Don’t count the cost. Don’t listen to that selfish voice saying, “It’s almost
the seventh year, the year of All-Debts-Are Canceled,” and turn aside and leave
your needy neighbor in the lurch, refusing to help him. He’ll call God’s
attention to you and your blatant sin. Give freely and spontaneously. Don’t have
a stingy heart. The way you handle matters like this triggers God, your God’s,
blessing in everything you do, all your work and ventures. There are always
going to be poor and needy people among you. So I command you: Always be
generous, open purse and hands, give to your neighbors in trouble, your poor and
hurting neighbors. (Deuteronomy 15:7-11)
The Message memberi beberapa nuansa yang menarik (walaupun tidak
mengubah arti) jika dibandingkan dengan terjemahan bahasa Indonesia:
Jika sekiranya ada di antaramu seorang miskin, salah seorang saudaramu di
dalam salah satu tempatmu, di negeri yang diberikan kepadamu oleh TUHAN,
Allahmu, maka janganlah engkau menegarkan hati ataupun menggenggam tangan
terhadap saudaramu yang miskin itu, tetapi engkau harus membuka tangan
lebar-lebar baginya dan memberi pinjaman kepadanya dengan limpahnya, cukup untuk
keperluannya, seberapa ia perlukan. Hati-hatilah, supaya jangan timbul di dalam
hatimu pikiran dursila, demikian: Sudah dekat tahun ketujuh, tahun penghapusan
hutang, dan engkau menjadi kesal terhadap saudaramu yang miskin itu dan engkau
tidak memberikan apa-apa kepadanya, maka ia berseru kepada TUHAN tentang engkau,
dan hal itu menjadi dosa bagimu. Engkau harus memberi kepadanya dengan limpahnya
dan janganlah hatimu berdukacita, apabila engkau memberi kepadanya, sebab oleh
karena hal itulah TUHAN, Allahmu, akan memberkati engkau dalam segala
pekerjaanmu dan dalam segala usahamu. Sebab orang-orang miskin tidak hentinya
akan ada di dalam negeri itu; itulah sebabnya aku memberi perintah kepadamu,
demikian: Haruslah engkau membuka tangan lebar-lebar bagi saudaramu, yang
tertindas dan yang miskin di negerimu." (Ulangan 15:7-11)

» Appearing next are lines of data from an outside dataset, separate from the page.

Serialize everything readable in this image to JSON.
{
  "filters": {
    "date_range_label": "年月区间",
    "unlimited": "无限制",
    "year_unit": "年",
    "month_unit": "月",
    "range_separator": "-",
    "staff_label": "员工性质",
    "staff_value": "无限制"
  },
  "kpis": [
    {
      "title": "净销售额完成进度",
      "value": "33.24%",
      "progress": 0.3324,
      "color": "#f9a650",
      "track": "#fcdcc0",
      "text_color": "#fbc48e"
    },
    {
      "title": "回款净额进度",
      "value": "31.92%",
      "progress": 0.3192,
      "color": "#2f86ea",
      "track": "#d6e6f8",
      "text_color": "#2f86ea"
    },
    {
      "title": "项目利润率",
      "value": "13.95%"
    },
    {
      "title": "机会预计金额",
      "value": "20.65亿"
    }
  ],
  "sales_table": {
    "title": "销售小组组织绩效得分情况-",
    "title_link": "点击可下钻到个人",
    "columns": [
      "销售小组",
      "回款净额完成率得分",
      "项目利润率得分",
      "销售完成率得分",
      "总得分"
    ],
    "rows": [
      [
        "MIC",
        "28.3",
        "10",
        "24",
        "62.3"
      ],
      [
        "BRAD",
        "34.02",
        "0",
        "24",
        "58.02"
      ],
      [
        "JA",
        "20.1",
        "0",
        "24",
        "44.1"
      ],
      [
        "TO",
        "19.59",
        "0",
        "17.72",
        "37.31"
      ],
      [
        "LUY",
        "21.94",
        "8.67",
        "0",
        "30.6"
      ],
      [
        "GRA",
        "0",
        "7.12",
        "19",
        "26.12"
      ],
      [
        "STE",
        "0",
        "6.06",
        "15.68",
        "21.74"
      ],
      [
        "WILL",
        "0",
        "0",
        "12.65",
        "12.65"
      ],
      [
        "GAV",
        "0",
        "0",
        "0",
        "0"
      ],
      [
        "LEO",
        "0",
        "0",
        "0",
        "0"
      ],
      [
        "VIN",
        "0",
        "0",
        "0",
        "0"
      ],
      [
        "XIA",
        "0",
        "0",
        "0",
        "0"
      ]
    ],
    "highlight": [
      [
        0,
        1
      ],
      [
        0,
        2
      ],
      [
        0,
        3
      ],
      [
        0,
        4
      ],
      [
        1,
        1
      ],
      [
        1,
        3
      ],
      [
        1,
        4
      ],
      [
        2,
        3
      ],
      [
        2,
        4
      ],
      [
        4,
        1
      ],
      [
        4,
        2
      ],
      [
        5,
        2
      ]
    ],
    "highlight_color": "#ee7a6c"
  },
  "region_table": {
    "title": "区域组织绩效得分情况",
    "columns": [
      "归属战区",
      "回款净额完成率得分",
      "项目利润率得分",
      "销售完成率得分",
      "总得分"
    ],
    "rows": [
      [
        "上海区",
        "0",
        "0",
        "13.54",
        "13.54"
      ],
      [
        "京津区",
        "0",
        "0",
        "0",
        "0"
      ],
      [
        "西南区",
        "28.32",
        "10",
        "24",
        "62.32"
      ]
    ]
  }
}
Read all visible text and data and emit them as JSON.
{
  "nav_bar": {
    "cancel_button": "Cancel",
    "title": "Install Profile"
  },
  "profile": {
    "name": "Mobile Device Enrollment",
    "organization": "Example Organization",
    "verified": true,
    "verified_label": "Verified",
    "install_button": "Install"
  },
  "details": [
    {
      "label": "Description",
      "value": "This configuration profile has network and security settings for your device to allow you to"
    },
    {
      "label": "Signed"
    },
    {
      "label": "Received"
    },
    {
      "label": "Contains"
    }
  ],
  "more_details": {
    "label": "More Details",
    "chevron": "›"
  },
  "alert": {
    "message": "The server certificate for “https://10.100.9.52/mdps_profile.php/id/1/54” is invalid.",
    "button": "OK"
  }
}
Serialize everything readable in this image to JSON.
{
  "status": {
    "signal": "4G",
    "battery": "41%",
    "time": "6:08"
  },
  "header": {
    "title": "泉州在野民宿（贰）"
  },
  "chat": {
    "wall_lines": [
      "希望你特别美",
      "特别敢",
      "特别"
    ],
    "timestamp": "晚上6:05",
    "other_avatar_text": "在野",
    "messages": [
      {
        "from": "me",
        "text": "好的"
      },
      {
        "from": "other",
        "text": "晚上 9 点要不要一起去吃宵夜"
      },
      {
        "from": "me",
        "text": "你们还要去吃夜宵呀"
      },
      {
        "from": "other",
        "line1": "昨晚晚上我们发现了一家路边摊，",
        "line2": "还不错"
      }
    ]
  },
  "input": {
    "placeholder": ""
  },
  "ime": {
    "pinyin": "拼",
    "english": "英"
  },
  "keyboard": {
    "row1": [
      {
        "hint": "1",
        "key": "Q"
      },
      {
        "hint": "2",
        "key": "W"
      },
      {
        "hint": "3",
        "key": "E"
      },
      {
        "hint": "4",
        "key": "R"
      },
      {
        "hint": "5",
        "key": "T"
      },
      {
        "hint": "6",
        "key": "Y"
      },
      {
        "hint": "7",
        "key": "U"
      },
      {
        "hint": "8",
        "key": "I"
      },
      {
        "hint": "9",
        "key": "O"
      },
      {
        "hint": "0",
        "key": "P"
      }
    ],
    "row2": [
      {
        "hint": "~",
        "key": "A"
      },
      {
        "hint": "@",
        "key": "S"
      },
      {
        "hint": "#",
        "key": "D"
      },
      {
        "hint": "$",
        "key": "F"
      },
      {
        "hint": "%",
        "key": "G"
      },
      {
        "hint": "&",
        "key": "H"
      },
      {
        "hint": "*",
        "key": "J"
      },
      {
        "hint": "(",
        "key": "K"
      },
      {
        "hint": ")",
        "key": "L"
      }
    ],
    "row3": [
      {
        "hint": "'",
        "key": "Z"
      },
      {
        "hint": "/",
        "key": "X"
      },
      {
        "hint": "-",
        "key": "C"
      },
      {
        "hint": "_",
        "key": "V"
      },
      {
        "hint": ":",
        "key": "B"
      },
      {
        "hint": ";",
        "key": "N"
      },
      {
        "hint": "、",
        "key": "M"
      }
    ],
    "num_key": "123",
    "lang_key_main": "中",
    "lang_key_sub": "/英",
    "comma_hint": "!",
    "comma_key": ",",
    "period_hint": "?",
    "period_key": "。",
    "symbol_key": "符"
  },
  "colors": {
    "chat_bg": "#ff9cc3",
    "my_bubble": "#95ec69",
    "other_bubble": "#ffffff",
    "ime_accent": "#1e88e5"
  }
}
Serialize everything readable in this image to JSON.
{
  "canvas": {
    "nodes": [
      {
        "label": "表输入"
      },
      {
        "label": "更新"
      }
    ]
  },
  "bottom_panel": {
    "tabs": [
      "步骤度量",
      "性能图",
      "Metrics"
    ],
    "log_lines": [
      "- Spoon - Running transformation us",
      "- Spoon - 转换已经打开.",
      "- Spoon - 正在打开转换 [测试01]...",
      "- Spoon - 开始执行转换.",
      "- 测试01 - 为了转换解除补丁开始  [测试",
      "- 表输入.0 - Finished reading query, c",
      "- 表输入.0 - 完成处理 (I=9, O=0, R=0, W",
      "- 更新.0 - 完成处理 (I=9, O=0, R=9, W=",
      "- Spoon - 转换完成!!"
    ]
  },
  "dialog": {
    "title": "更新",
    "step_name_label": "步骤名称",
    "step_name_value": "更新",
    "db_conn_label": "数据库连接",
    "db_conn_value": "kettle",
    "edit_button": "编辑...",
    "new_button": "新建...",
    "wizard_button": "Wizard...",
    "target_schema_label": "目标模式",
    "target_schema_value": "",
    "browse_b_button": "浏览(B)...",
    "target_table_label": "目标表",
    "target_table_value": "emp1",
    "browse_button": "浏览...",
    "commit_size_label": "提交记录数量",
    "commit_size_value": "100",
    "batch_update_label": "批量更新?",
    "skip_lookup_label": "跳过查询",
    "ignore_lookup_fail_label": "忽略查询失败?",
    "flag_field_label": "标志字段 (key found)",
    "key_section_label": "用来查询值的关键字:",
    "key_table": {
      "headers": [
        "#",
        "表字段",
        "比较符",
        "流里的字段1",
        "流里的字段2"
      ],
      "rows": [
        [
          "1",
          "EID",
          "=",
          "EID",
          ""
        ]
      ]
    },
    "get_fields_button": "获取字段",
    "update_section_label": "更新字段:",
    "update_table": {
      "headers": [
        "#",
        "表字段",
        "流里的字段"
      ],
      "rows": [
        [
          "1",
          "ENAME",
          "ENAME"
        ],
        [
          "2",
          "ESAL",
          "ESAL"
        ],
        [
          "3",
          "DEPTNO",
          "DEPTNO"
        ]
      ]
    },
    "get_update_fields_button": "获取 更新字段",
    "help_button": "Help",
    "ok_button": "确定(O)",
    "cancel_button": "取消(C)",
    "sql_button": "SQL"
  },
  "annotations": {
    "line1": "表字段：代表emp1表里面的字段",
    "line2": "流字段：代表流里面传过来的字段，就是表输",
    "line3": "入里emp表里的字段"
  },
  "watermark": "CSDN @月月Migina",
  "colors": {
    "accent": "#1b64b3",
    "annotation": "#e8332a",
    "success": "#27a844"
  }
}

Banyak orang “boros” untuk dirinya sendiri. Boros untuk makan di tempat
mahal, boros untuk membeli gadget, boros untuk membeli barang mewah, semua untuk
dirinya sendiri. Tetapi sebaliknya “pelit” untuk orang lain.
Banyak juga orang yang “boros” untuk orang lain, tetapi untuk orang yang bisa
memberi keuntungan kembali bagi dirinya – baik ekonomi atau penghormatan. Banyak
juga orang yang “boros” untuk orang lain karena hobi. Aneh? Nggak! Misalnya dia
hobi membeli baju, maka dia membeli banyak baju yang mahal hanya untuk dipakai
satu atau beberapa kali lalu “disalurkan kepada yang membutuhkan”. Itu bahkan
menjadi excuse untuk dia bisa terus beli baju karena tokh disalurkan
dan “menjadi berkat”. Atau misalnya dia hobi belanja, maka dia akan belanja apa
saja yang dia mau tanpa berpikir banyak tentang kegunaannya. Setelah sekian lama
tidak dipakai… baru berpikir mau diberikan kepada siapa.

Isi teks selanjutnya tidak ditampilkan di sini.